From what Vanessa Fox said in her blog not long time ago I believe that ccTLds carry more weight when it comes down to determine the geographical location of a site. It makes sense since it is easier to check and the country local termination is considered more trustworthy by users. As a Spaniard, if I look for product information in Spanish I would lean to chek results with a .es termination.Maybe it is something subconscious but it is the way it is and by Google knowing that it is logical to think that they might put more weight on the solutions that facilitate the user experience.
International SEO is a whole science by itself so I am glad that is starting to catch-on within the SEO community, although it is opening the pandora's box of a much more complex world.
Great post.
This is helpful and the links add much more information than the brief qutoes. I would like to see you expand this to discuss any suggestions in a Search Marketing capacity how one might add to their branding efforts in your experience of multi-lingual search engine campaigns. ie is there any validity for a site to be looking at the english language and japanese language version of google japan etc. in order to be found easier and thus gain more sales? Or is it better to just build optimized webpages for the keywords in the different languages you want to connect to?
excellent post, Tom... I find this topic fascinating albeit frustrating at times as there still doenst seem to be a clear fix for geotargeting issues on international sites. It all seems still sort of hypothetical. It would be nice to hear Matt Cutts views on this specific post. Thanks
It's all hypothetical because most of the time is "it depends", it's just different levels of hypothetical :)
This is interesting stuff. I manage a tri-lingual website (Spanish, Dutch, English) for a small international NGO. The website used to be at domain.nl only (PR4), but when I put online a new website I chose for:
Before the new domains were put to use, Google returned top results almost only for some (specific) Dutch search terms. The two new domains quickly became indexed, which already significantly improved English and Spanish search term ranking. Then after three months, both new domains jumped from PR0 to PR3.
I now feel this was the right choice, although the new website itself may have had something to do with better rankings as well. On the other hand, if I'd read by then everything on geo-targeting that I've now read, I think I would have opted for domain.org/nl, domain.org/es and domain.org/en. I'm still not entirely sure!
Great post rand. Being an Aussie these types of questions always pop up.
I didn't know about the &gl=uk thing. This is awesome. thank you for pointing that out.
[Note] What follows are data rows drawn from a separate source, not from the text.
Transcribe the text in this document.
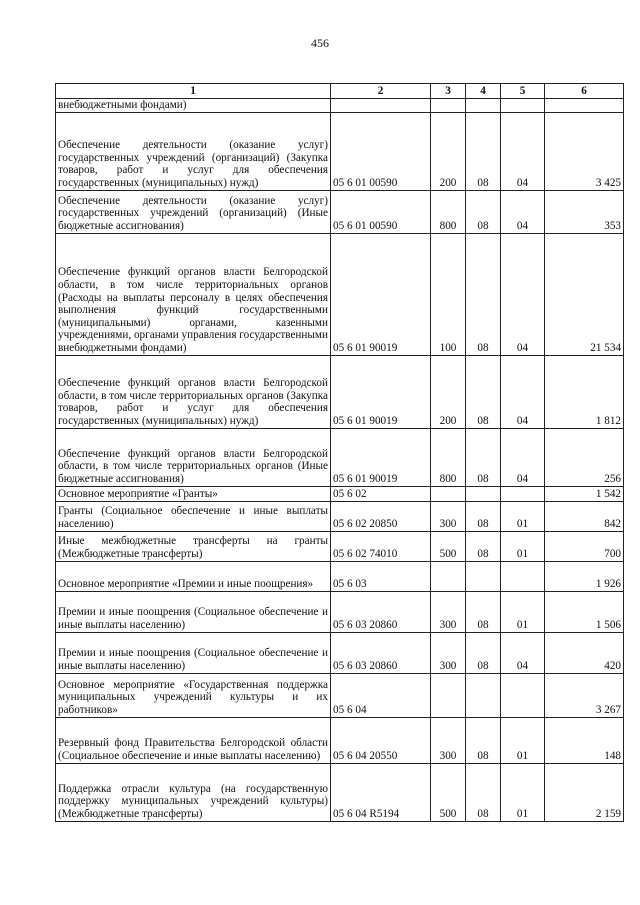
456
1	2	3	4	5	6
внебюджетными фондами)					
Обеспечение деятельности (оказание услуг) государственных учреждений (организаций) (Закупка товаров, работ и услуг для обеспечения государственных (муниципальных) нужд)	05 6 01 00590	200	08	04	3 425
Обеспечение деятельности (оказание услуг) государственных учреждений (организаций) (Иные бюджетные ассигнования)	05 6 01 00590	800	08	04	353
Обеспечение функций органов власти Белгородской области, в том числе территориальных органов (Расходы на выплаты персоналу в целях обеспечения выполнения функций государственными (муниципальными) органами, казенными учреждениями, органами управления государственными внебюджетными фондами)	05 6 01 90019	100	08	04	21 534
Обеспечение функций органов власти Белгородской области, в том числе территориальных органов (Закупка товаров, работ и услуг для обеспечения государственных (муниципальных) нужд)	05 6 01 90019	200	08	04	1 812
Обеспечение функций органов власти Белгородской области, в том числе территориальных органов (Иные бюджетные ассигнования)	05 6 01 90019	800	08	04	256
Основное мероприятие «Гранты»	05 6 02				1 542
Гранты (Социальное обеспечение и иные выплаты населению)	05 6 02 20850	300	08	01	842
Иные межбюджетные трансферты на гранты (Межбюджетные трансферты)	05 6 02 74010	500	08	01	700
Основное мероприятие «Премии и иные поощрения»	05 6 03				1 926
Премии и иные поощрения (Социальное обеспечение и иные выплаты населению)	05 6 03 20860	300	08	01	1 506
Премии и иные поощрения (Социальное обеспечение и иные выплаты населению)	05 6 03 20860	300	08	04	420
Основное мероприятие «Государственная поддержка муниципальных учреждений культуры и их работников»	05 6 04				3 267
Резервный фонд Правительства Белгородской области (Социальное обеспечение и иные выплаты населению)	05 6 04 20550	300	08	01	148
Поддержка отрасли культура (на государственную поддержку муниципальных учреждений культуры) (Межбюджетные трансферты)	05 6 04 R5194	500	08	01	2 159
Will be very handy when targetting an international audience
Ive never really thought, or had to make a web site for multipal languages. The whole optimising a site for other countries and languages, seems like a big job. Not something you could just do for a couple of grand i expect. lol
This post could not come at a better time! This is my main struggle right now and my biggest challenge since involving myself with SEO.
I've put this question out there previously, but I will again to see if I get some feedback. Is it at all possible to iinclude a country select (or something similar) for the juicy link finder? This is something I struggle with in building links across three country specific sites with 99% of the same content and language, so building country appropriate links is crucial. It would make it a lot easier if the tool could just pull up juicy links from the country of your choice. What a time saver!
Thanks, Tom, for another great post ;)
Tom, very good round-up of questions and answers. I'd wonder a bit about areas like Canada which may involve French/English combinations or the USA which has typically English/Spanish mix of languages.
What are you opinions on best practices regarding catering to the language and generating the most search viability for each language pair?